No one knew what to make of the talking torso.

"Bu! Let me go, bu!"

"Zoro, what do you think?" Luffy grinned, showing off his new centaur legs.

Zoro face palmed, "I plead the fifth."
Robin giggled, "Could you tell us about the Warlord you mentioned, Mr. Legs-san?"

At first they'd thought that Luffy had ripped the guy in half. Upon further inspection, they discovered that the man had been cut up by a devil fruit and the pieces of his body scattered around the island.

"His name is Trafalgar Law," said the legs.

"Luffy," Zoro said urgently.

"I know," said Luffy.

"Stop DOING that!" Usopp ordered, "What is going on with you two?"

"We'll explain when we're with the others," said Zoro, "Law approached us with an offer on Sabaody two years ago."

"This cooked dragon is good," said Luffy, "Maybe Law wants some? Let's go ask him!"

"What in the Hades did you do to my dragon?"

Zoro whipped around, swords at the ready, "Who's there?"

"Hades?" Robin mused, "I wonder…"

Out of the fire emerged a scrawny, olive-skinned, curly-haired boy.

Luffy's eyes were shining, "Wow, you're fire proof? You should join my crew! I'm gonna be King of the Pirates!"

The boy cocked his head to the side, "Now where have I heard that before?"

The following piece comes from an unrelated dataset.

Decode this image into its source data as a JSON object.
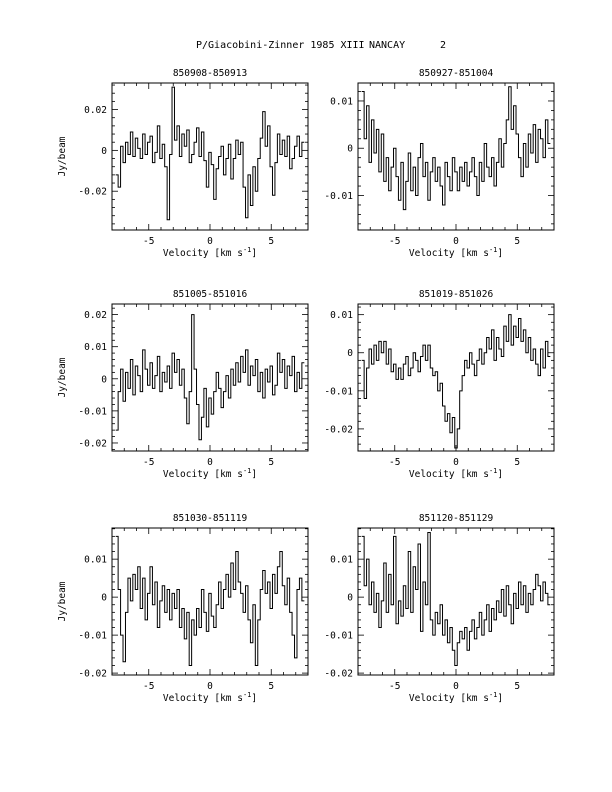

His dark, manic eyes gleamed in recognition, "Hephaestus's underpants! You're Percy's friends! I've been looking for you! My name is Leo Valdez."

P.E.R.C.Y. J.A.C.K.S.O.N.

Percy hated the heat.

In hind sight, he guessed that his mom took him to Montauk whenever she could in order to get away from the heat.

True, the heat reminded him way too much of Tartarus, but it was more than that; the heat was his opposite; Percy wasn't built to last in the heat.

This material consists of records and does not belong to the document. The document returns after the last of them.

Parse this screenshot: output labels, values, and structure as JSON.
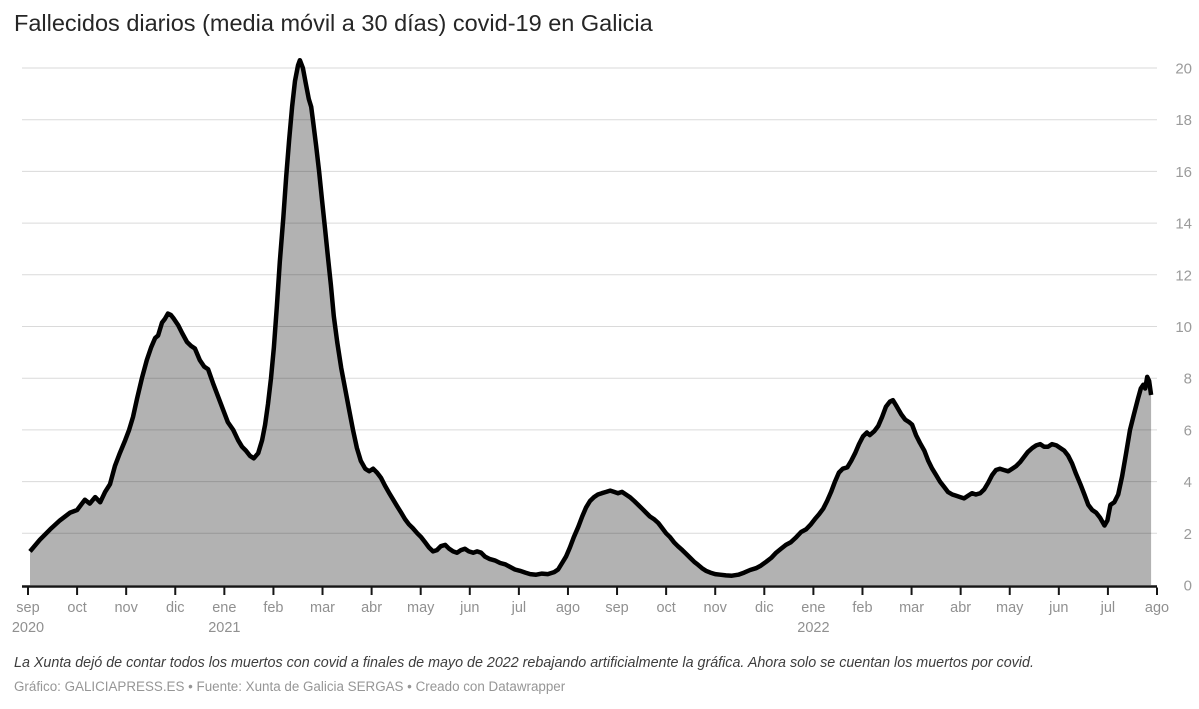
{
  "title": "Fallecidos diarios (media móvil a 30 días) covid-19 en Galicia",
  "note": "La Xunta dejó de contar todos los muertos con covid a finales de mayo de 2022 rebajando artificialmente la gráfica. Ahora solo se cuentan los muertos por covid.",
  "credit": "Gráfico: GALICIAPRESS.ES • Fuente: Xunta de Galicia SERGAS • Creado con Datawrapper",
  "chart_data": {
    "type": "area",
    "title": "Fallecidos diarios (media móvil a 30 días) covid-19 en Galicia",
    "xlabel": "",
    "ylabel": "",
    "x_unit": "months since sep 2020 tick (0 = sep 2020, 23 = ago 2022)",
    "ylim": [
      0,
      20.5
    ],
    "y_ticks": [
      0,
      2,
      4,
      6,
      8,
      10,
      12,
      14,
      16,
      18,
      20
    ],
    "y_axis_side": "right",
    "grid": "horizontal",
    "legend": "none",
    "colors": {
      "line": "#000000",
      "fill": "rgba(0,0,0,0.30)",
      "grid": "#dadada",
      "axis": "#161616",
      "tick_label": "#909090",
      "y_label": "#9b9b9b"
    },
    "x_tick_labels": [
      {
        "m": "sep",
        "y": "2020"
      },
      {
        "m": "oct"
      },
      {
        "m": "nov"
      },
      {
        "m": "dic"
      },
      {
        "m": "ene",
        "y": "2021"
      },
      {
        "m": "feb"
      },
      {
        "m": "mar"
      },
      {
        "m": "abr"
      },
      {
        "m": "may"
      },
      {
        "m": "jun"
      },
      {
        "m": "jul"
      },
      {
        "m": "ago"
      },
      {
        "m": "sep"
      },
      {
        "m": "oct"
      },
      {
        "m": "nov"
      },
      {
        "m": "dic"
      },
      {
        "m": "ene",
        "y": "2022"
      },
      {
        "m": "feb"
      },
      {
        "m": "mar"
      },
      {
        "m": "abr"
      },
      {
        "m": "may"
      },
      {
        "m": "jun"
      },
      {
        "m": "jul"
      },
      {
        "m": "ago"
      }
    ],
    "series": [
      {
        "name": "fallecidos diarios (media móvil a 30 días)",
        "points": [
          [
            0.04,
            1.3
          ],
          [
            0.24,
            1.75
          ],
          [
            0.45,
            2.15
          ],
          [
            0.65,
            2.5
          ],
          [
            0.86,
            2.8
          ],
          [
            1.0,
            2.9
          ],
          [
            1.16,
            3.3
          ],
          [
            1.26,
            3.15
          ],
          [
            1.37,
            3.4
          ],
          [
            1.47,
            3.2
          ],
          [
            1.57,
            3.6
          ],
          [
            1.67,
            3.9
          ],
          [
            1.77,
            4.6
          ],
          [
            1.87,
            5.1
          ],
          [
            1.98,
            5.6
          ],
          [
            2.06,
            6.0
          ],
          [
            2.14,
            6.5
          ],
          [
            2.22,
            7.2
          ],
          [
            2.32,
            8.0
          ],
          [
            2.42,
            8.7
          ],
          [
            2.51,
            9.2
          ],
          [
            2.59,
            9.55
          ],
          [
            2.65,
            9.65
          ],
          [
            2.73,
            10.15
          ],
          [
            2.79,
            10.3
          ],
          [
            2.85,
            10.5
          ],
          [
            2.91,
            10.45
          ],
          [
            2.97,
            10.3
          ],
          [
            3.06,
            10.05
          ],
          [
            3.14,
            9.75
          ],
          [
            3.24,
            9.4
          ],
          [
            3.32,
            9.25
          ],
          [
            3.4,
            9.15
          ],
          [
            3.5,
            8.7
          ],
          [
            3.59,
            8.45
          ],
          [
            3.67,
            8.35
          ],
          [
            3.77,
            7.8
          ],
          [
            3.87,
            7.3
          ],
          [
            3.97,
            6.8
          ],
          [
            4.07,
            6.3
          ],
          [
            4.18,
            6.0
          ],
          [
            4.28,
            5.6
          ],
          [
            4.36,
            5.35
          ],
          [
            4.44,
            5.2
          ],
          [
            4.52,
            5.0
          ],
          [
            4.6,
            4.9
          ],
          [
            4.69,
            5.1
          ],
          [
            4.77,
            5.6
          ],
          [
            4.83,
            6.2
          ],
          [
            4.89,
            7.0
          ],
          [
            4.95,
            8.0
          ],
          [
            5.01,
            9.2
          ],
          [
            5.07,
            10.8
          ],
          [
            5.13,
            12.5
          ],
          [
            5.2,
            14.2
          ],
          [
            5.26,
            15.8
          ],
          [
            5.32,
            17.2
          ],
          [
            5.38,
            18.5
          ],
          [
            5.44,
            19.5
          ],
          [
            5.5,
            20.1
          ],
          [
            5.54,
            20.3
          ],
          [
            5.6,
            20.0
          ],
          [
            5.66,
            19.4
          ],
          [
            5.72,
            18.8
          ],
          [
            5.77,
            18.5
          ],
          [
            5.81,
            17.9
          ],
          [
            5.87,
            17.0
          ],
          [
            5.93,
            16.0
          ],
          [
            5.99,
            14.9
          ],
          [
            6.05,
            13.8
          ],
          [
            6.11,
            12.7
          ],
          [
            6.17,
            11.6
          ],
          [
            6.23,
            10.4
          ],
          [
            6.3,
            9.4
          ],
          [
            6.38,
            8.4
          ],
          [
            6.46,
            7.6
          ],
          [
            6.54,
            6.8
          ],
          [
            6.62,
            6.0
          ],
          [
            6.7,
            5.3
          ],
          [
            6.78,
            4.8
          ],
          [
            6.87,
            4.5
          ],
          [
            6.95,
            4.4
          ],
          [
            7.03,
            4.5
          ],
          [
            7.11,
            4.35
          ],
          [
            7.19,
            4.15
          ],
          [
            7.27,
            3.85
          ],
          [
            7.36,
            3.55
          ],
          [
            7.44,
            3.3
          ],
          [
            7.52,
            3.05
          ],
          [
            7.6,
            2.8
          ],
          [
            7.68,
            2.55
          ],
          [
            7.76,
            2.35
          ],
          [
            7.84,
            2.2
          ],
          [
            7.93,
            2.0
          ],
          [
            8.01,
            1.85
          ],
          [
            8.09,
            1.65
          ],
          [
            8.17,
            1.45
          ],
          [
            8.25,
            1.3
          ],
          [
            8.33,
            1.35
          ],
          [
            8.41,
            1.5
          ],
          [
            8.5,
            1.55
          ],
          [
            8.58,
            1.4
          ],
          [
            8.66,
            1.3
          ],
          [
            8.74,
            1.25
          ],
          [
            8.82,
            1.35
          ],
          [
            8.9,
            1.4
          ],
          [
            8.98,
            1.3
          ],
          [
            9.07,
            1.25
          ],
          [
            9.15,
            1.3
          ],
          [
            9.23,
            1.25
          ],
          [
            9.31,
            1.1
          ],
          [
            9.41,
            1.0
          ],
          [
            9.51,
            0.95
          ],
          [
            9.62,
            0.85
          ],
          [
            9.72,
            0.8
          ],
          [
            9.82,
            0.7
          ],
          [
            9.92,
            0.6
          ],
          [
            10.02,
            0.55
          ],
          [
            10.13,
            0.48
          ],
          [
            10.23,
            0.42
          ],
          [
            10.35,
            0.4
          ],
          [
            10.47,
            0.44
          ],
          [
            10.59,
            0.42
          ],
          [
            10.72,
            0.5
          ],
          [
            10.8,
            0.6
          ],
          [
            10.88,
            0.85
          ],
          [
            10.96,
            1.1
          ],
          [
            11.04,
            1.45
          ],
          [
            11.12,
            1.85
          ],
          [
            11.21,
            2.25
          ],
          [
            11.29,
            2.65
          ],
          [
            11.37,
            3.0
          ],
          [
            11.45,
            3.25
          ],
          [
            11.53,
            3.4
          ],
          [
            11.61,
            3.5
          ],
          [
            11.69,
            3.55
          ],
          [
            11.78,
            3.6
          ],
          [
            11.86,
            3.65
          ],
          [
            11.94,
            3.6
          ],
          [
            12.02,
            3.55
          ],
          [
            12.1,
            3.6
          ],
          [
            12.18,
            3.5
          ],
          [
            12.26,
            3.4
          ],
          [
            12.35,
            3.25
          ],
          [
            12.43,
            3.1
          ],
          [
            12.51,
            2.95
          ],
          [
            12.59,
            2.8
          ],
          [
            12.67,
            2.65
          ],
          [
            12.75,
            2.55
          ],
          [
            12.84,
            2.4
          ],
          [
            12.92,
            2.2
          ],
          [
            13.0,
            2.0
          ],
          [
            13.08,
            1.85
          ],
          [
            13.16,
            1.65
          ],
          [
            13.24,
            1.5
          ],
          [
            13.33,
            1.35
          ],
          [
            13.41,
            1.2
          ],
          [
            13.49,
            1.05
          ],
          [
            13.57,
            0.9
          ],
          [
            13.65,
            0.78
          ],
          [
            13.73,
            0.65
          ],
          [
            13.81,
            0.55
          ],
          [
            13.9,
            0.48
          ],
          [
            14.0,
            0.42
          ],
          [
            14.1,
            0.4
          ],
          [
            14.22,
            0.37
          ],
          [
            14.34,
            0.36
          ],
          [
            14.47,
            0.4
          ],
          [
            14.59,
            0.48
          ],
          [
            14.71,
            0.58
          ],
          [
            14.83,
            0.65
          ],
          [
            14.93,
            0.75
          ],
          [
            15.04,
            0.9
          ],
          [
            15.14,
            1.05
          ],
          [
            15.24,
            1.25
          ],
          [
            15.34,
            1.4
          ],
          [
            15.44,
            1.55
          ],
          [
            15.54,
            1.65
          ],
          [
            15.65,
            1.85
          ],
          [
            15.75,
            2.05
          ],
          [
            15.85,
            2.15
          ],
          [
            15.95,
            2.35
          ],
          [
            16.03,
            2.55
          ],
          [
            16.12,
            2.75
          ],
          [
            16.2,
            2.95
          ],
          [
            16.28,
            3.25
          ],
          [
            16.36,
            3.6
          ],
          [
            16.44,
            4.0
          ],
          [
            16.52,
            4.35
          ],
          [
            16.6,
            4.5
          ],
          [
            16.69,
            4.55
          ],
          [
            16.77,
            4.8
          ],
          [
            16.85,
            5.1
          ],
          [
            16.93,
            5.45
          ],
          [
            17.01,
            5.75
          ],
          [
            17.09,
            5.9
          ],
          [
            17.15,
            5.8
          ],
          [
            17.24,
            5.95
          ],
          [
            17.32,
            6.15
          ],
          [
            17.4,
            6.5
          ],
          [
            17.48,
            6.9
          ],
          [
            17.56,
            7.1
          ],
          [
            17.62,
            7.15
          ],
          [
            17.7,
            6.9
          ],
          [
            17.79,
            6.6
          ],
          [
            17.87,
            6.4
          ],
          [
            17.95,
            6.3
          ],
          [
            18.01,
            6.2
          ],
          [
            18.09,
            5.8
          ],
          [
            18.17,
            5.5
          ],
          [
            18.26,
            5.2
          ],
          [
            18.34,
            4.8
          ],
          [
            18.42,
            4.5
          ],
          [
            18.5,
            4.25
          ],
          [
            18.58,
            4.0
          ],
          [
            18.66,
            3.8
          ],
          [
            18.74,
            3.6
          ],
          [
            18.83,
            3.5
          ],
          [
            18.91,
            3.45
          ],
          [
            18.99,
            3.4
          ],
          [
            19.07,
            3.35
          ],
          [
            19.15,
            3.45
          ],
          [
            19.23,
            3.55
          ],
          [
            19.31,
            3.5
          ],
          [
            19.4,
            3.55
          ],
          [
            19.48,
            3.7
          ],
          [
            19.56,
            3.95
          ],
          [
            19.64,
            4.25
          ],
          [
            19.72,
            4.45
          ],
          [
            19.8,
            4.5
          ],
          [
            19.88,
            4.45
          ],
          [
            19.97,
            4.4
          ],
          [
            20.05,
            4.5
          ],
          [
            20.13,
            4.6
          ],
          [
            20.21,
            4.75
          ],
          [
            20.29,
            4.95
          ],
          [
            20.37,
            5.15
          ],
          [
            20.46,
            5.3
          ],
          [
            20.54,
            5.4
          ],
          [
            20.62,
            5.45
          ],
          [
            20.7,
            5.35
          ],
          [
            20.78,
            5.35
          ],
          [
            20.86,
            5.45
          ],
          [
            20.95,
            5.4
          ],
          [
            21.03,
            5.3
          ],
          [
            21.11,
            5.2
          ],
          [
            21.19,
            5.0
          ],
          [
            21.27,
            4.7
          ],
          [
            21.35,
            4.3
          ],
          [
            21.44,
            3.9
          ],
          [
            21.52,
            3.5
          ],
          [
            21.6,
            3.1
          ],
          [
            21.68,
            2.9
          ],
          [
            21.76,
            2.8
          ],
          [
            21.84,
            2.6
          ],
          [
            21.93,
            2.3
          ],
          [
            21.99,
            2.5
          ],
          [
            22.05,
            3.1
          ],
          [
            22.13,
            3.2
          ],
          [
            22.21,
            3.5
          ],
          [
            22.29,
            4.2
          ],
          [
            22.37,
            5.1
          ],
          [
            22.45,
            6.0
          ],
          [
            22.53,
            6.6
          ],
          [
            22.61,
            7.2
          ],
          [
            22.67,
            7.6
          ],
          [
            22.72,
            7.75
          ],
          [
            22.76,
            7.6
          ],
          [
            22.8,
            8.05
          ],
          [
            22.84,
            7.9
          ],
          [
            22.88,
            7.35
          ]
        ]
      }
    ]
  }
}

So slumped against Chopper in a pale, sweaty mass on the deck, Percy thought he could be forgiven for not noticing the sleeping gas in time.

It knocked out the others immediately. Percy and Nami stumbled around, disoriented as enemies climbed aboard the ship that reminded Percy of something…he just couldn't think of what.

"We have to escape," Percy told Nami, staggering towards the railing, "Into the sea."

Nami tripped and hit the deck, out cold.

"Interesting," said one of the assailants, "This one is still conscious."

Percy's observation haki told him of a hand coming at his head, but he was too sluggish to move.

"No matter," said another assailant, catching Percy as he fell, "No one will miss him, or the others."

"Gotta do something," Percy slurred. He felt a tugging in his gut before the now all-too familiar sensation of his body turning into water.

"Gah!"

"Where'd he go?"

"That was probably a clone. Fan out and search for the real one."

While the weird-looking enemies searched the ship, Percy slipped, unnoticed into the burning sea.